Da führt Jack White, der alte Teufelskerl, die lässigen Classic-Rock-Riffs vom Opener “Bored And Razed” mit einem bestimmendem Tonfall in einen hymnischen Refrain, der von zappelnden Oh-Oh-Chören garniert ist, damit er sich schließlich im zweistimmigen Beinahe-Titeltrack “Help Me Stranger” mit seinem Counterpart Benson ein sommerliches Americana-Duett liefert, um zu allem Übel auch noch in “Only Child” einen waschechten Bluegrass-Schunkler anzustimmen. Da zupft man gerade so einen Grashalm heraus, um sich stilecht in die weiten Fernen von Nashville zu träumen, als “Don’t Bother Me” den Grashalm dank eines offenen Mundes wieder herausfallen lässt: Pompöse Background-Chöre im Stile von Queen und dem Electric Light Orchestra durchfahren den bluesigen Gitarrendreck, White gerät ins Schreien, das Stück entlädt sich nach einem sanften Zwischenspiel in eine Lärmspirale. Puh. Diese überbordernde Epik kennt man vielmehr von Whites aktuellem Solo-Album “Boarding House Reach” als von den sonst so lässigen Bluesrockern.

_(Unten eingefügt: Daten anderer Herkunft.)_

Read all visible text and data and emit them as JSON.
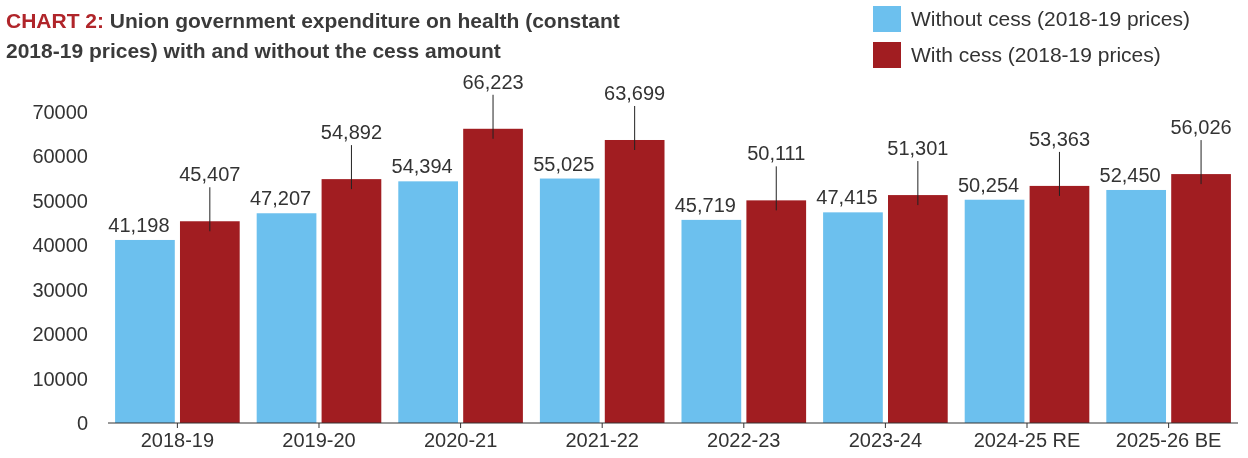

Diese Innovation nimmt man aber gerne mit, vor allem wenn sie dann so stilecht mit dem klassischen Klavier-Einsatz in “Shine The Light On Me” beantwortet wird. Überhaupt ist die schiere Spielfreude des Quartetts förmlich zu spüren, allen voran im zackigen Donovan-Cover “Hey Gip (Dig The Slowness)”, in dem kecke Rhythmuswechsel und Vocoder-Verfremdungen auf ein ekstatisches Mundharmonika-Solo hinarbeiten. Natürlich gibt es dennoch auch ganz klassische Songs, wie “Live A Lie” mit seinen ausufernden Gitarrensequenzen oder den programmatischen Herzschmerz-Song “Now That You’re Gone”, in dem Benson den Lead-Gesang übernimmt.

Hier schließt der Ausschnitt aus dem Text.